My plots are fine given the output. However, will convert biomass in tons to number of YOY recruits. Using:

yoy_mg_N = (yoy_biom * 50000000.0 / X_CN) 
you_nums = you_mg / (KWRR + KWSR) 
cddesja commented 8 years ago

@erlasturl - Is this something you want? Otherwise, I'm going to close this. It would be easy enough to implement.

cddesja commented 8 years ago

These numbers look very strange (extremely small) when I use this calculation. I have code in create_vadt.R to do this but it's presently commented out. If this is something someone is interested in then I'll reopen it.

erlasturl commented 8 years ago

I would like to have the numbers of YOY but I think the calculations should be different.

The YOY output is in tonnes wet weight (I think) so we need to convert the KWRR and KWSR to tonnes wet weight.

Rec_w = (KWRR +KWSR )_5.7_20/1000000000

Rec_N = YOY tonnes/Rec_w

Connected to this I think it would be ok to take out the last plot in age disaggregated, the one that says recruits because it really is just ageclass 1

cddesja commented 8 years ago

OK. Is Rec_N recruitment numbers or nitrogen?

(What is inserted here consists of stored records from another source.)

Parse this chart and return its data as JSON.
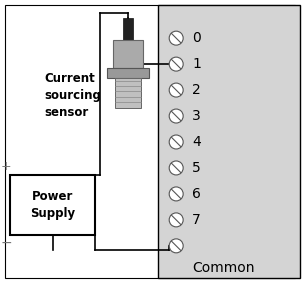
{
  "bg_color": "#ffffff",
  "white": "#ffffff",
  "black": "#000000",
  "light_gray": "#e0e0e0",
  "mid_gray": "#b8b8b8",
  "dark_gray": "#888888",
  "module_facecolor": "#d4d4d4",
  "channel_labels": [
    "0",
    "1",
    "2",
    "3",
    "4",
    "5",
    "6",
    "7"
  ],
  "common_label": "Common",
  "sensor_label": "Current\nsourcing\nsensor",
  "power_label": "Power\nSupply",
  "outer_box": true
}
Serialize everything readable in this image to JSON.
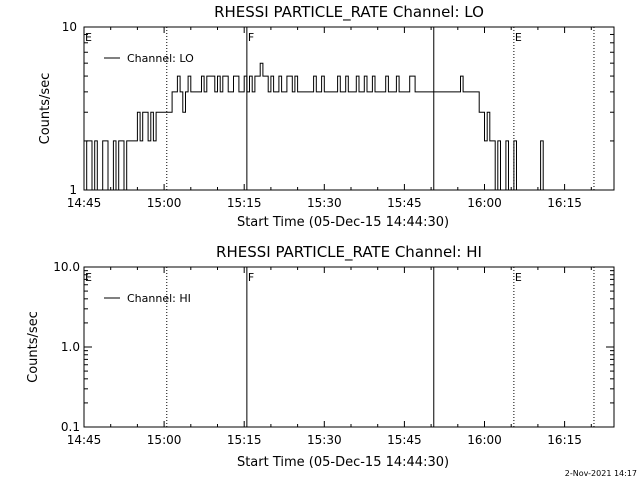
{
  "chart_data": [
    {
      "type": "line",
      "title": "RHESSI PARTICLE_RATE Channel: LO",
      "xlabel": "Start Time (05-Dec-15 14:44:30)",
      "ylabel": "Counts/sec",
      "yscale": "log",
      "ylim": [
        1,
        10
      ],
      "xlim_minutes": [
        0,
        95.5
      ],
      "x_ticks": [
        "14:45",
        "15:00",
        "15:15",
        "15:30",
        "15:45",
        "16:00",
        "16:15"
      ],
      "y_ticks": [
        "1",
        "10"
      ],
      "legend": "top-left",
      "series": [
        {
          "name": "Channel: LO",
          "x_minutes": [
            0,
            0.5,
            1,
            1.5,
            2,
            2.5,
            3,
            3.5,
            4,
            4.5,
            5,
            5.5,
            6,
            6.5,
            7,
            7.5,
            8,
            8.5,
            9,
            9.5,
            10,
            10.5,
            11,
            11.5,
            12,
            12.5,
            13,
            13.5,
            14,
            14.5,
            15,
            15.5,
            16,
            16.5,
            17,
            17.5,
            18,
            18.5,
            19,
            19.5,
            20,
            20.5,
            21,
            21.5,
            22,
            22.5,
            23,
            23.5,
            24,
            24.5,
            25,
            25.5,
            26,
            26.5,
            27,
            27.5,
            28,
            28.5,
            29,
            29.5,
            30,
            30.5,
            31,
            31.5,
            32,
            32.5,
            33,
            33.5,
            34,
            34.5,
            35,
            35.5,
            36,
            36.5,
            37,
            37.5,
            38,
            38.5,
            39,
            39.5,
            40,
            40.5,
            41,
            41.5,
            42,
            42.5,
            43,
            43.5,
            44,
            44.5,
            45,
            45.5,
            46,
            46.5,
            47,
            47.5,
            48,
            48.5,
            49,
            49.5,
            50,
            50.5,
            51,
            51.5,
            52,
            52.5,
            53,
            53.5,
            54,
            54.5,
            55,
            55.5,
            56,
            56.5,
            57,
            57.5,
            58,
            58.5,
            59,
            59.5,
            60,
            60.5,
            61,
            61.5,
            62,
            62.5,
            63,
            63.5,
            64,
            64.5,
            65,
            65.5,
            66,
            66.5,
            67,
            67.5,
            68,
            68.5,
            69,
            69.5,
            70,
            70.5,
            71,
            71.5,
            72,
            72.5,
            73,
            73.5,
            74,
            74.5,
            75,
            75.5,
            76,
            76.5,
            77,
            77.5,
            78,
            78.5,
            79,
            79.5,
            80,
            80.5,
            81,
            81.5,
            82,
            82.5,
            83,
            83.5,
            84,
            84.5,
            85,
            85.5,
            86,
            86.5,
            87,
            87.5,
            88,
            88.5,
            89,
            89.5,
            90,
            90.5,
            91
          ],
          "values": [
            1,
            2,
            2,
            1,
            2,
            1,
            1,
            2,
            2,
            1,
            1,
            2,
            1,
            2,
            2,
            1,
            2,
            2,
            2,
            2,
            3,
            2,
            3,
            3,
            2,
            3,
            2,
            3,
            3,
            3,
            3,
            3,
            3,
            4,
            4,
            5,
            4,
            3,
            4,
            5,
            4,
            4,
            4,
            4,
            5,
            4,
            5,
            5,
            5,
            4,
            5,
            4,
            5,
            5,
            4,
            4,
            5,
            5,
            4,
            4,
            5,
            4,
            5,
            4,
            5,
            5,
            6,
            5,
            5,
            4,
            5,
            4,
            4,
            5,
            4,
            4,
            5,
            5,
            4,
            5,
            4,
            4,
            4,
            4,
            4,
            4,
            5,
            4,
            4,
            5,
            4,
            4,
            4,
            4,
            4,
            5,
            4,
            4,
            5,
            4,
            4,
            4,
            5,
            4,
            4,
            5,
            4,
            4,
            5,
            4,
            4,
            4,
            4,
            5,
            4,
            4,
            4,
            5,
            4,
            4,
            4,
            4,
            5,
            5,
            4,
            4,
            4,
            4,
            4,
            4,
            4,
            4,
            4,
            4,
            4,
            4,
            4,
            4,
            4,
            4,
            4,
            5,
            4,
            4,
            4,
            4,
            4,
            4,
            3,
            3,
            2,
            3,
            2,
            2,
            1,
            2,
            1,
            1,
            2,
            1,
            1,
            2,
            1,
            1,
            1,
            1,
            1,
            1,
            1,
            1,
            1,
            2,
            1,
            1,
            1,
            1,
            1,
            1,
            1,
            1,
            1,
            1,
            1
          ]
        }
      ],
      "markers": [
        {
          "label": "E",
          "x_minutes": 0,
          "style": "solid"
        },
        {
          "label": "",
          "x_minutes": 15.5,
          "style": "dotted"
        },
        {
          "label": "F",
          "x_minutes": 30.5,
          "style": "solid"
        },
        {
          "label": "",
          "x_minutes": 65.5,
          "style": "solid"
        },
        {
          "label": "E",
          "x_minutes": 80.5,
          "style": "dotted"
        },
        {
          "label": "",
          "x_minutes": 95.5,
          "style": "dotted"
        }
      ]
    },
    {
      "type": "line",
      "title": "RHESSI PARTICLE_RATE Channel: HI",
      "xlabel": "Start Time (05-Dec-15 14:44:30)",
      "ylabel": "Counts/sec",
      "yscale": "log",
      "ylim": [
        0.1,
        10
      ],
      "xlim_minutes": [
        0,
        95.5
      ],
      "x_ticks": [
        "14:45",
        "15:00",
        "15:15",
        "15:30",
        "15:45",
        "16:00",
        "16:15"
      ],
      "y_ticks": [
        "0.1",
        "1.0",
        "10.0"
      ],
      "legend": "top-left",
      "series": [
        {
          "name": "Channel: HI",
          "x_minutes": [],
          "values": []
        }
      ],
      "markers": [
        {
          "label": "E",
          "x_minutes": 0,
          "style": "solid"
        },
        {
          "label": "",
          "x_minutes": 15.5,
          "style": "dotted"
        },
        {
          "label": "F",
          "x_minutes": 30.5,
          "style": "solid"
        },
        {
          "label": "",
          "x_minutes": 65.5,
          "style": "solid"
        },
        {
          "label": "E",
          "x_minutes": 80.5,
          "style": "dotted"
        },
        {
          "label": "",
          "x_minutes": 95.5,
          "style": "dotted"
        }
      ]
    }
  ],
  "footer": {
    "timestamp": "2-Nov-2021 14:17"
  }
}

I agree about the last plot.

erlasturl commented 8 years ago

Rec_N is recruitment numbers

cddesja commented 8 years ago

unknown

^^^ For FCD. Based on

# fixed: yoy as number of individuals
  colnames(yoy)[2:length(names(yoy))] <- str_split_fixed(names(yoy)[2:length(names(yoy))], pattern = '.0', n = 2)[,1]
  kwrr <- grep("KWRR", biolprm, value = T)
  kwrr_split <- unlist(str_split_fixed(kwrr, pattern = ' ', n = 2))
  kwrr_split <- apply(kwrr_split,2, str_trim, side = "both")
  kwrr_group <- str_split_fixed(kwrr_split[,1], pattern = '_', n = 2)[,2]
  kwrr_param <- str_split_fixed(kwrr_split[,2], pattern = ' ', n = 2)[,1]

  kwsr <- grep("KWSR", biolprm, value = T)
  kwsr_split <- unlist(str_split_fixed(kwsr, pattern = ' ', n = 2))
  kwsr_split <- apply(kwsr_split,2, str_trim, side = "both")
  kwsr_group <- str_split_fixed(kwsr_split[,1], pattern = '_', n = 2)[,2]
  kwsr_param <- str_split_fixed(kwsr_split[,2], pattern = ' ', n = 2)[,1]
  kwrr <- data.frame(group = kwrr_group, kwrr_param)
  kwsr <- data.frame(group = kwsr_group, kwsr_param)
  kwrr_kwsr_params <- merge(kwrr, kwsr)
  kwrr_kwsr_params$total <- as.double(as.character(kwrr_kwsr_params$kwrr_param)) + as.double(as.character(kwrr_kwsr_params$kwsr_param))

## Erla Calculations
  kwrr_kwsr_params$total <- kwrr_kwsr_params$total * 5.720 / 1000000000
  for(i in 2:ncol(yoy)){
    findColumn <- kwrr_kwsr_params$group == names(yoy)[i]
    yoy[, i] <- yoy[,i] / kwrr_kwsr_params$total[findColumn]
  }

This look OK? Note, I'm using a very old Iceland model.

cddesja commented 8 years ago

I am going to assume this fixes things @erlasturl. If not, let me know.